One the other hand, there is no obvious way of estimating how difficult a long natural language passphrase like "Blue Light shines from the small Bunny onto the Lake" would really be for a password cracker. People usually assume that because it's long that automatically makes it strong, but that's not true. This Ars Technica article about cracking very long passphrases is very instructive in that regard:

[Kevin Young] joined forces with fellow security researcher Josh Dustin, and the cracking duo quickly settled on trying longer strings of words found online. They started small. They took a single article from USA Today, isolated select phrases, and inputted them into their password crackers. Within a few weeks, they expanded their sources to include the entire contents of Wikipedia and the first 15,000 works of Project Gutenberg, which bills itself as the largest single collection of free electronic books. Almost immediately, hashes from Stratfor and other leaks that remained uncracked for months fell. One such password was "crotalus atrox." That's the scientific name for the western diamondback rattlesnake, and it ended up in their word list courtesy of this Wikipedia article. The success was something of an epiphany for Young and Dustin.

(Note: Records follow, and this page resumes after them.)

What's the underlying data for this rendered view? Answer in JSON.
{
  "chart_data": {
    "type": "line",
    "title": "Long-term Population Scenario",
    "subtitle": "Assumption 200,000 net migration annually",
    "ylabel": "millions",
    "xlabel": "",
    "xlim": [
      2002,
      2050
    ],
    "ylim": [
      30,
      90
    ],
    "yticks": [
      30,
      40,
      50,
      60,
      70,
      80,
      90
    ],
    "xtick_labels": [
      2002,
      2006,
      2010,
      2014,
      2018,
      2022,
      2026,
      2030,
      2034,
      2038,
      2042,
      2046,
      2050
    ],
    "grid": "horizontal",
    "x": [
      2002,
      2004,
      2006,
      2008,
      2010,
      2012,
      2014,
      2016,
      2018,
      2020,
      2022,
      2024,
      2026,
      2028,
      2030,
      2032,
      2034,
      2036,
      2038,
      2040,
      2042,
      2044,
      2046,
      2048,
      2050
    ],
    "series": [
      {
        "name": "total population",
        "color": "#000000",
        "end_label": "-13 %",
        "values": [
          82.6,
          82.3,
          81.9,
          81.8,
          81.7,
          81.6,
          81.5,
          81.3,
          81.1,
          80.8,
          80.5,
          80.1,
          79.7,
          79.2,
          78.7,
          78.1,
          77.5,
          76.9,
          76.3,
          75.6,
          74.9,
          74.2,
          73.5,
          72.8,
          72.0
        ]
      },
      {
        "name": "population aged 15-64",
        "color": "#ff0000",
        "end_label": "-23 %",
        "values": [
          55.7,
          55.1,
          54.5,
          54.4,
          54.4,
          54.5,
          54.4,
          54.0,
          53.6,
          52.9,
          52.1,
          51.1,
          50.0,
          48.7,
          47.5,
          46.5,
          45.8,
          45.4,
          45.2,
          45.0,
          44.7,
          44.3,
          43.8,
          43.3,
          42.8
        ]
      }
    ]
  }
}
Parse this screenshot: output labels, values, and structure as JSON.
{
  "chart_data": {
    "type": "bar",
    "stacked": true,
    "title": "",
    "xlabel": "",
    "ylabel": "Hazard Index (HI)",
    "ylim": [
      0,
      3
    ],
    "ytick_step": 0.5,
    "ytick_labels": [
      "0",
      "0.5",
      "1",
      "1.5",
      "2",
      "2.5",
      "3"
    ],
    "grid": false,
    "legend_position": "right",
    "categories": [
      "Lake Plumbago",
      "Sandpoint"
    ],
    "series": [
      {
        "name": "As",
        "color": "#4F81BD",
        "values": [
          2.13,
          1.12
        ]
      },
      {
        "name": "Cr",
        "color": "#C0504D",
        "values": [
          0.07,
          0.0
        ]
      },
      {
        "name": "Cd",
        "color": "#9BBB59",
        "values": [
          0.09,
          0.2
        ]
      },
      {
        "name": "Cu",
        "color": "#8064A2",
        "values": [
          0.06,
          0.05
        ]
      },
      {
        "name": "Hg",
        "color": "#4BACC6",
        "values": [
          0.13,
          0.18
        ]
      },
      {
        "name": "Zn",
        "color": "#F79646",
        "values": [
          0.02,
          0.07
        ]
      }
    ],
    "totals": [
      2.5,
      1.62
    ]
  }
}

"Rather than try a brute force that makes sense to a computer but not to people, let's use human beings because people typically make these long passwords based on things that humans use," Dustin remembered thinking. "I basically utilized the person who wrote the article on Wikipedia to put words together for us."

Almost immediately, a flood of once-stubborn passwords revealed themselves. They included: "Am i ever gonna see your face again?" (36 characters), "in the beginning was the word" (29 characters), "from genesis to revelations" (26), "I cant remember anything" (24), "thereisnofatebutwhatwemake" (26), "givemelibertyorgivemedeath" (26), and "eastofthesunwestofthemoon" (25).

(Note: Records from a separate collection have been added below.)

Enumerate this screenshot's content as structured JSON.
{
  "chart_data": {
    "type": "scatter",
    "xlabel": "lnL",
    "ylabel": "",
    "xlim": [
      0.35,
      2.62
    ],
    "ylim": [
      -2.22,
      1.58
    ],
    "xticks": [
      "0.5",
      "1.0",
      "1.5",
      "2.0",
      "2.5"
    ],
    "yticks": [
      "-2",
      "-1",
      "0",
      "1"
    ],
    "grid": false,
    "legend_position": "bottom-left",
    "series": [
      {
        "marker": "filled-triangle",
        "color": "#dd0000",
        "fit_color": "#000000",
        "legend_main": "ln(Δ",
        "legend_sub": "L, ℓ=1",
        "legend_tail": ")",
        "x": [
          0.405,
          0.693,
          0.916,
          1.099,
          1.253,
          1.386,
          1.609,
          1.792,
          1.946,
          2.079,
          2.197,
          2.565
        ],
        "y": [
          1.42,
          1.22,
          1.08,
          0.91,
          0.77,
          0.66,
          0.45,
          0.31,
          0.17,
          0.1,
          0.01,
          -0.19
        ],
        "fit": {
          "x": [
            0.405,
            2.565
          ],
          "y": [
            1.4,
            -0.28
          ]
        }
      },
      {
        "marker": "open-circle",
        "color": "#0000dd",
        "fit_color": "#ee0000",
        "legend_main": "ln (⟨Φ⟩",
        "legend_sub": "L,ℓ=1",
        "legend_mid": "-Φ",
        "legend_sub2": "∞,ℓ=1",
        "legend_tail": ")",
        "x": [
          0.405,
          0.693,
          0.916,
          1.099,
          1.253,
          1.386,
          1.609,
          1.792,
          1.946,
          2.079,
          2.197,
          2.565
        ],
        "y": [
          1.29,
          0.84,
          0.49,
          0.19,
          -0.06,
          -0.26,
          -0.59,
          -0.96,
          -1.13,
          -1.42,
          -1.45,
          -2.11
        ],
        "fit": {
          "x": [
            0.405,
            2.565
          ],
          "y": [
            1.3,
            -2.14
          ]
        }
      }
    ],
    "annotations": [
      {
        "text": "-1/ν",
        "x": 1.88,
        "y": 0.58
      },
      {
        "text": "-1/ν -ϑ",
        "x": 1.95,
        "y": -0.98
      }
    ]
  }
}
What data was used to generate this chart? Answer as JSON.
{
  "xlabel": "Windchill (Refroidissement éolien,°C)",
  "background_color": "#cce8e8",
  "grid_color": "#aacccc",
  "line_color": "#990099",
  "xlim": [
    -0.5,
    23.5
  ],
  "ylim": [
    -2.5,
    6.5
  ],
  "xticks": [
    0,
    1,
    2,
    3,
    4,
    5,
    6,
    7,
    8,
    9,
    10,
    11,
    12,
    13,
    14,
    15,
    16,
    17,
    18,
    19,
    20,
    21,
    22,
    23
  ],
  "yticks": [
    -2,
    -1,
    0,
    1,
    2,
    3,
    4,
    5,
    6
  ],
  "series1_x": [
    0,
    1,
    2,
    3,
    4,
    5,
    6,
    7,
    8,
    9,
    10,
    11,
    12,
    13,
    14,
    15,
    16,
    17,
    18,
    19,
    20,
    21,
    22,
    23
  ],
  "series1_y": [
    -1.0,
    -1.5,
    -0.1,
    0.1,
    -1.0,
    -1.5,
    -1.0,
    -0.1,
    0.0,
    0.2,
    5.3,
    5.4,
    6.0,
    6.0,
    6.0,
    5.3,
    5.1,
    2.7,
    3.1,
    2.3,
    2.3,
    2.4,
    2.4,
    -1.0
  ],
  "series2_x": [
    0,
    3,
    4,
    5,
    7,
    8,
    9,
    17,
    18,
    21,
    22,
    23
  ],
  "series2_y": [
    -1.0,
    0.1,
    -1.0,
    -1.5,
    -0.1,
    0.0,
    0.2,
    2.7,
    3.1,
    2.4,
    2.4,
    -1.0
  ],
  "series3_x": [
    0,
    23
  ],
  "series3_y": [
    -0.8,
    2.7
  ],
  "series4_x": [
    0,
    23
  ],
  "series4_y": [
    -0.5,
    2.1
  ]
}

If you just pick long passphrases innocently without any sound theory of why your procedure gives strong passphrases, they might be vulnerable to some attack you just haven't thought of. Whereas Diceware is invulnerable to anything but brute force, because cracking Diceware is at least as hard as guessing 25+ dice rolls.


I used zxcvbn to compare the strength of the two example passwords below and it seemed as if the passphrase was more secure than the Diceware password.

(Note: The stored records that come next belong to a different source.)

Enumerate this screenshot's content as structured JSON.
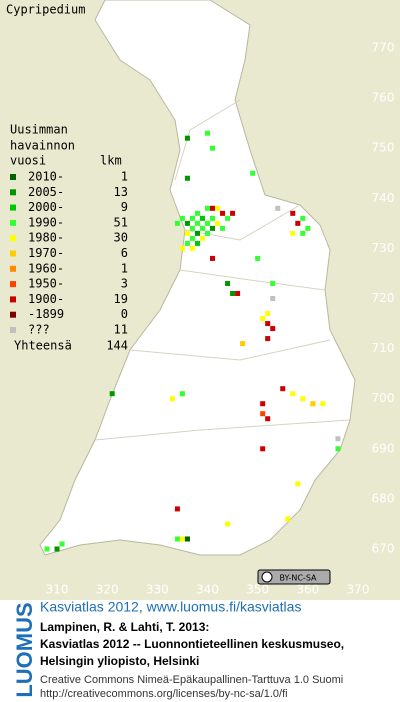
{
  "title": "Cypripedium",
  "legend": {
    "header": [
      "Uusimman",
      "havainnon",
      "vuosi"
    ],
    "count_header": "lkm",
    "rows": [
      {
        "label": "2010-",
        "count": 1,
        "color": "#006400"
      },
      {
        "label": "2005-",
        "count": 13,
        "color": "#009600"
      },
      {
        "label": "2000-",
        "count": 9,
        "color": "#00c800"
      },
      {
        "label": "1990-",
        "count": 51,
        "color": "#33ff33"
      },
      {
        "label": "1980-",
        "count": 30,
        "color": "#ffff00"
      },
      {
        "label": "1970-",
        "count": 6,
        "color": "#ffcc00"
      },
      {
        "label": "1960-",
        "count": 1,
        "color": "#ff8c00"
      },
      {
        "label": "1950-",
        "count": 3,
        "color": "#ff4000"
      },
      {
        "label": "1900-",
        "count": 19,
        "color": "#cc0000"
      },
      {
        "label": "-1899",
        "count": 0,
        "color": "#800000"
      },
      {
        "label": "???",
        "count": 11,
        "color": "#c0c0c0"
      }
    ],
    "total_label": "Yhteensä",
    "total": 144
  },
  "grid": {
    "northing_ticks": [
      770,
      760,
      750,
      740,
      730,
      720,
      710,
      700,
      690,
      680,
      670
    ],
    "easting_ticks": [
      310,
      320,
      330,
      340,
      350,
      360,
      370
    ],
    "northing_lim": [
      770,
      670
    ],
    "easting_lim": [
      310,
      370
    ]
  },
  "squares": [
    {
      "n": 753,
      "e": 340,
      "period": "1990-"
    },
    {
      "n": 752,
      "e": 336,
      "period": "2005-"
    },
    {
      "n": 750,
      "e": 341,
      "period": "1990-"
    },
    {
      "n": 745,
      "e": 349,
      "period": "1990-"
    },
    {
      "n": 744,
      "e": 336,
      "period": "2005-"
    },
    {
      "n": 738,
      "e": 340,
      "period": "1990-"
    },
    {
      "n": 738,
      "e": 342,
      "period": "1980-"
    },
    {
      "n": 738,
      "e": 341,
      "period": "1900-"
    },
    {
      "n": 737,
      "e": 343,
      "period": "1900-"
    },
    {
      "n": 737,
      "e": 345,
      "period": "1900-"
    },
    {
      "n": 737,
      "e": 338,
      "period": "1990-"
    },
    {
      "n": 736,
      "e": 335,
      "period": "1990-"
    },
    {
      "n": 736,
      "e": 337,
      "period": "1990-"
    },
    {
      "n": 736,
      "e": 339,
      "period": "2000-"
    },
    {
      "n": 736,
      "e": 341,
      "period": "1990-"
    },
    {
      "n": 736,
      "e": 344,
      "period": "1990-"
    },
    {
      "n": 735,
      "e": 334,
      "period": "1990-"
    },
    {
      "n": 735,
      "e": 336,
      "period": "2005-"
    },
    {
      "n": 735,
      "e": 338,
      "period": "1990-"
    },
    {
      "n": 735,
      "e": 340,
      "period": "1990-"
    },
    {
      "n": 735,
      "e": 342,
      "period": "1980-"
    },
    {
      "n": 734,
      "e": 337,
      "period": "1990-"
    },
    {
      "n": 734,
      "e": 339,
      "period": "1990-"
    },
    {
      "n": 734,
      "e": 341,
      "period": "2005-"
    },
    {
      "n": 734,
      "e": 343,
      "period": "1990-"
    },
    {
      "n": 733,
      "e": 336,
      "period": "1980-"
    },
    {
      "n": 733,
      "e": 338,
      "period": "2005-"
    },
    {
      "n": 733,
      "e": 340,
      "period": "1990-"
    },
    {
      "n": 732,
      "e": 337,
      "period": "1990-"
    },
    {
      "n": 732,
      "e": 339,
      "period": "1980-"
    },
    {
      "n": 731,
      "e": 336,
      "period": "1990-"
    },
    {
      "n": 731,
      "e": 338,
      "period": "2000-"
    },
    {
      "n": 730,
      "e": 335,
      "period": "1980-"
    },
    {
      "n": 730,
      "e": 337,
      "period": "1980-"
    },
    {
      "n": 728,
      "e": 341,
      "period": "1900-"
    },
    {
      "n": 728,
      "e": 350,
      "period": "1990-"
    },
    {
      "n": 738,
      "e": 354,
      "period": "???"
    },
    {
      "n": 737,
      "e": 357,
      "period": "1900-"
    },
    {
      "n": 736,
      "e": 359,
      "period": "1990-"
    },
    {
      "n": 735,
      "e": 358,
      "period": "1900-"
    },
    {
      "n": 734,
      "e": 360,
      "period": "1990-"
    },
    {
      "n": 733,
      "e": 357,
      "period": "1980-"
    },
    {
      "n": 733,
      "e": 359,
      "period": "1990-"
    },
    {
      "n": 723,
      "e": 344,
      "period": "2005-"
    },
    {
      "n": 721,
      "e": 346,
      "period": "1900-"
    },
    {
      "n": 721,
      "e": 345,
      "period": "2005-"
    },
    {
      "n": 723,
      "e": 353,
      "period": "1990-"
    },
    {
      "n": 720,
      "e": 353,
      "period": "???"
    },
    {
      "n": 717,
      "e": 352,
      "period": "1980-"
    },
    {
      "n": 716,
      "e": 351,
      "period": "1980-"
    },
    {
      "n": 715,
      "e": 352,
      "period": "1900-"
    },
    {
      "n": 714,
      "e": 353,
      "period": "1900-"
    },
    {
      "n": 712,
      "e": 352,
      "period": "1900-"
    },
    {
      "n": 711,
      "e": 347,
      "period": "1970-"
    },
    {
      "n": 702,
      "e": 355,
      "period": "1900-"
    },
    {
      "n": 701,
      "e": 357,
      "period": "1980-"
    },
    {
      "n": 700,
      "e": 359,
      "period": "1980-"
    },
    {
      "n": 699,
      "e": 361,
      "period": "1970-"
    },
    {
      "n": 699,
      "e": 363,
      "period": "1980-"
    },
    {
      "n": 699,
      "e": 351,
      "period": "1900-"
    },
    {
      "n": 697,
      "e": 351,
      "period": "1950-"
    },
    {
      "n": 696,
      "e": 352,
      "period": "1900-"
    },
    {
      "n": 690,
      "e": 351,
      "period": "1900-"
    },
    {
      "n": 692,
      "e": 366,
      "period": "???"
    },
    {
      "n": 690,
      "e": 366,
      "period": "1990-"
    },
    {
      "n": 701,
      "e": 321,
      "period": "2005-"
    },
    {
      "n": 700,
      "e": 333,
      "period": "1980-"
    },
    {
      "n": 701,
      "e": 335,
      "period": "1990-"
    },
    {
      "n": 683,
      "e": 358,
      "period": "1980-"
    },
    {
      "n": 676,
      "e": 356,
      "period": "1980-"
    },
    {
      "n": 678,
      "e": 334,
      "period": "1900-"
    },
    {
      "n": 675,
      "e": 344,
      "period": "1980-"
    },
    {
      "n": 672,
      "e": 334,
      "period": "1990-"
    },
    {
      "n": 672,
      "e": 335,
      "period": "1980-"
    },
    {
      "n": 672,
      "e": 336,
      "period": "2010-"
    },
    {
      "n": 670,
      "e": 308,
      "period": "1990-"
    },
    {
      "n": 670,
      "e": 310,
      "period": "2005-"
    },
    {
      "n": 671,
      "e": 311,
      "period": "1990-"
    }
  ],
  "credits": {
    "logo": "LUOMUS",
    "link": "Kasviatlas 2012, www.luomus.fi/kasviatlas",
    "citation": [
      "Lampinen, R. & Lahti, T. 2013:",
      "Kasviatlas 2012 -- Luonnontieteellinen keskusmuseo,",
      "Helsingin yliopisto, Helsinki"
    ],
    "license": [
      "Creative Commons Nimeä-Epäkaupallinen-Tarttuva 1.0 Suomi",
      "http://creativecommons.org/licenses/by-nc-sa/1.0/fi"
    ],
    "badge": "BY-NC-SA"
  }
}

Here I should repeat a point I made more at length in this answer to another question:

  • A password strength meter can conclusively prove that a passphrase is weak;
  • But no such meter can ever prove that a passphrase is strong, because the passphrase might be vulnerable to some attack the meter does not model.

For example, zxcvbn—which is an excellent tool overall, but just isn't designed for the use you're making of it—estimates centuries for this passphrase:

password:   Am i ever gonna see your face again?
guesses_log10:  31.35342
score:  4 / 4
function runtime (ms):  5
guess times:
100 / hour:   centuries (throttled online attack)
10  / second: centuries (unthrottled online attack)
10k / second: centuries (offline attack, slow hash, many cores)
10B / second: centuries (offline attack, fast hash, many cores)

But this is one that I took from the Ars Technica article quote above, so we know it has been cracked in real life. We have independent proof that the zxcvbn estimate is wrong.

zxcvbn's analysis gives cleft cam synod lacy yr wok a guesses_log10 value of 26.22025, which is technically weaker than it estimates for Am i ever gonna see your face again?. But if it's a 5-word Diceware passphrase that we generated by making 25 dice throws, we have independent proof that it has at least log2(6) × 25 = 64.5 bits of entropy (whose corresponding guesses_log10 value would be more like 19.4, so zxcvbn is arguably overestimating how strong it is).

For your passphrase Blue Light shines from the small Bunny onto the Lake., we just don't have any independent argument for why it's strong other than your hunch, which is undermined by the fact that you've posted it to Stack Exchange (and thus could now be used as input for an attack like what the Ars article explains). Maybe it is strong, but the philosophy that a system like Diceware embodies is that you shouldn't base your password strength on hunches, but rather, on actual random procedures that give you minimum entropy guarantees.